How can I increase the speed of the application? How to reduce the amount of RAM used? If 4700 elements makes the application slowly and UI works slowly, then 67,000 items will not have enough RAM i think.
When loading lots of data takes more time than you'd like, the simplest solution is normally to load less data.
Do you really need to load all the holidays in the database?
Can you not just load the specific day(s) you need?
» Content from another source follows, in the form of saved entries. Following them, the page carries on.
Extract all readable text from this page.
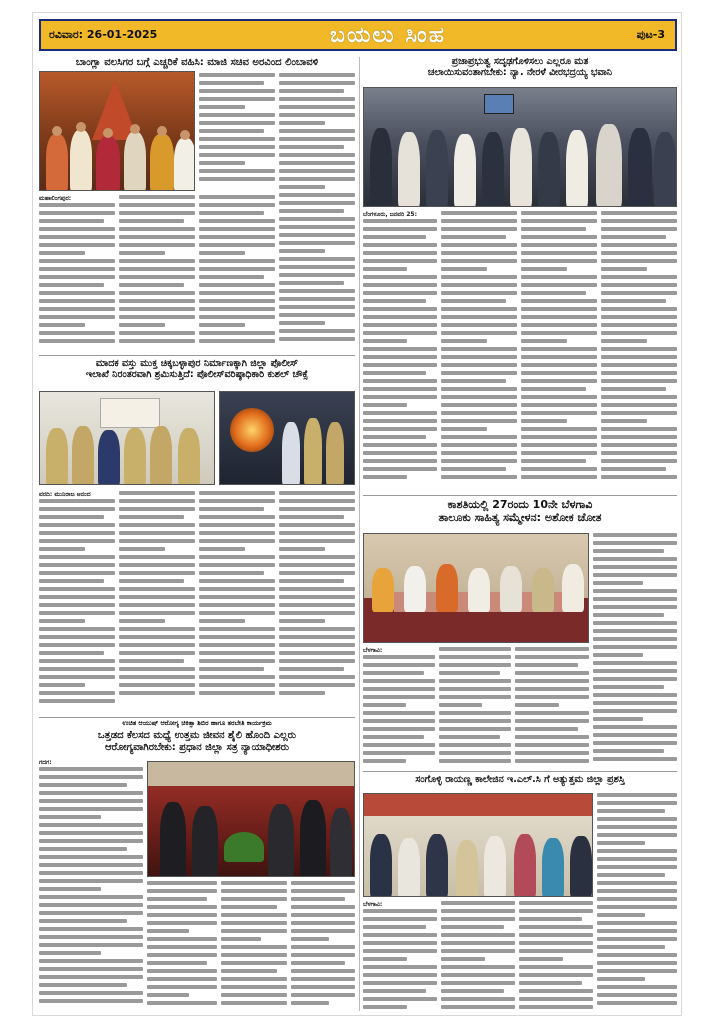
ರವಿವಾರ: 26-01-2025	ಬಯಲು ಸಿಂಹ	ಪುಟ-3
ಬಾಂಗ್ಲಾ ವಲಸಿಗರ ಬಗ್ಗೆ ಎಚ್ಚರಿಕೆ ವಹಿಸಿ: ಮಾಜಿ ಸಚಿವ ಅರವಿಂದ ಲಿಂಬಾವಳಿ
ಮಹಾಲಿಂಗಪುರ:
ಮಾದಕ ವಸ್ತು ಮುಕ್ತ ಚಿಕ್ಕಬಳ್ಳಾಪುರ ನಿರ್ಮಾಣಕ್ಕಾಗಿ ಜಿಲ್ಲಾ ಪೊಲೀಸ್
ಇಲಾಖೆ ನಿರಂತರವಾಗಿ ಶ್ರಮಿಸುತ್ತಿದೆ: ಪೊಲೀಸ್‌ವರಿಷ್ಠಾಧಿಕಾರಿ ಕುಶಲ್ ಚೌಕ್ಸೆ
ವರದಿ: ಮುನಿರಾಜ ಆನಂದ
ಉಚಿತ ಆಯುಷ್ ಆರೋಗ್ಯ ಚಿಕಿತ್ಸಾ ಶಿಬಿರ ಹಾಗೂ ತರಬೇತಿ ಕಾರ್ಯಕ್ರಮ
ಒತ್ತಡದ ಕೆಲಸದ ಮಧ್ಯೆ ಉತ್ತಮ ಜೀವನ ಶೈಲಿ ಹೊಂದಿ ಎಲ್ಲರು
ಆರೋಗ್ಯವಾಗಿರಬೇಕು: ಪ್ರಧಾನ ಜಿಲ್ಲಾ ಸತ್ರ ನ್ಯಾಯಾಧೀಶರು
ಗದಗ:
ಪ್ರಜಾಪ್ರಭುತ್ವ ಸದೃಢಗೊಳಿಸಲು ಎಲ್ಲರೂ ಮತ
ಚಲಾಯಿಸುವಂತಾಗಬೇಕು: ನ್ಯಾ. ನೇರಳೆ ವೀರಭದ್ರಯ್ಯ ಭವಾನಿ
ಬೆಂಗಳೂರು, ಜನವರಿ 25:
ಕಾಶತಿಯಲ್ಲಿ 27ರಂದು 10ನೇ ಬೆಳಗಾವಿ
ತಾಲೂಕು ಸಾಹಿತ್ಯ ಸಮ್ಮೇಳನ: ಅಶೋಕ ಚೋತ
ಬೆಳಗಾವಿ:
ಸಂಗೊಳ್ಳಿ ರಾಯಣ್ಣ ಕಾಲೇಜಿನ ಇ.ಎಲ್.ಸಿ ಗೆ ಅತ್ಯುತ್ತಮ ಜಿಲ್ಲಾ ಪ್ರಶಸ್ತಿ
ಬೆಳಗಾವಿ:
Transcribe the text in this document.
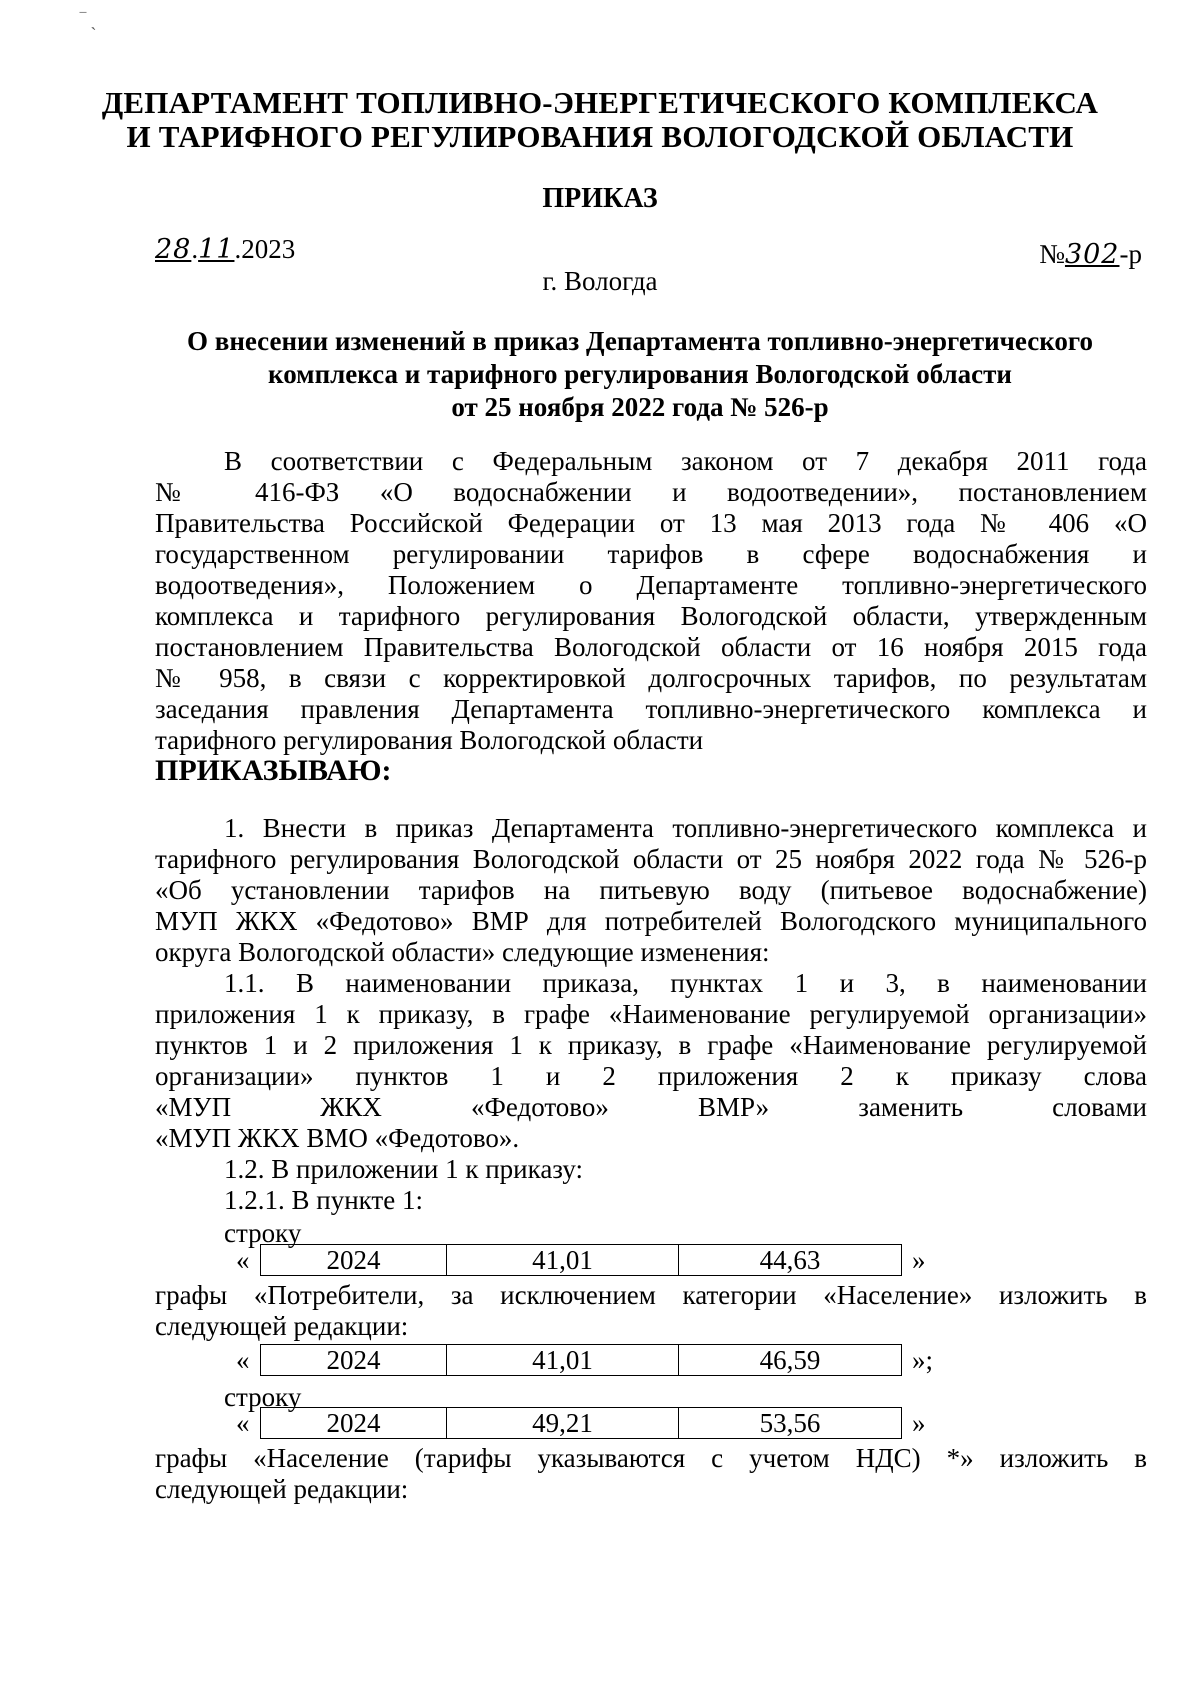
‾ ˏ
ДЕПАРТАМЕНТ ТОПЛИВНО-ЭНЕРГЕТИЧЕСКОГО КОМПЛЕКСА
И ТАРИФНОГО РЕГУЛИРОВАНИЯ ВОЛОГОДСКОЙ ОБЛАСТИ
ПРИКАЗ
28.11.2023	№302-р
г. Вологда
О внесении изменений в приказ Департамента топливно-энергетического
комплекса и тарифного регулирования Вологодской области
от 25 ноября 2022 года № 526-р
В соответствии с Федеральным законом от 7 декабря 2011 года
№ 416-ФЗ «О водоснабжении и водоотведении», постановлением
Правительства Российской Федерации от 13 мая 2013 года № 406 «О
государственном регулировании тарифов в сфере водоснабжения и
водоотведения», Положением о Департаменте топливно-энергетического
комплекса и тарифного регулирования Вологодской области, утвержденным
постановлением Правительства Вологодской области от 16 ноября 2015 года
№ 958, в связи с корректировкой долгосрочных тарифов, по результатам
заседания правления Департамента топливно-энергетического комплекса и
тарифного регулирования Вологодской области
ПРИКАЗЫВАЮ:
1. Внести в приказ Департамента топливно-энергетического комплекса и
тарифного регулирования Вологодской области от 25 ноября 2022 года № 526-р
«Об установлении тарифов на питьевую воду (питьевое водоснабжение)
МУП ЖКХ «Федотово» ВМР для потребителей Вологодского муниципального
округа Вологодской области» следующие изменения:
1.1. В наименовании приказа, пунктах 1 и 3, в наименовании
приложения 1 к приказу, в графе «Наименование регулируемой организации»
пунктов 1 и 2 приложения 1 к приказу, в графе «Наименование регулируемой
организации» пунктов 1 и 2 приложения 2 к приказу слова
«МУП ЖКХ «Федотово» ВМР» заменить словами
«МУП ЖКХ ВМО «Федотово».
1.2. В приложении 1 к приказу:
1.2.1. В пункте 1:
строку
«	2024	41,01	44,63	»
графы «Потребители, за исключением категории «Население» изложить в
следующей редакции:
«	2024	41,01	46,59	»;
строку
«	2024	49,21	53,56	»
графы «Население (тарифы указываются с учетом НДС) *» изложить в
следующей редакции:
For instance, just load any holidays for today and tomorrow by default and then lookup any specific other days the user selects.
If you don't need all the holidays but really must have ALL the countries loaded then a separate stored list of these would probably be faster than loading all the holidays just to extract the countries.
When querying data in a database you should make sure that you have appropriate indexes to make the lookups fast.
It may also be worth looking at the indexes you have on the data so you can search it from the DB directly and not load it all into a List which you presumably then search.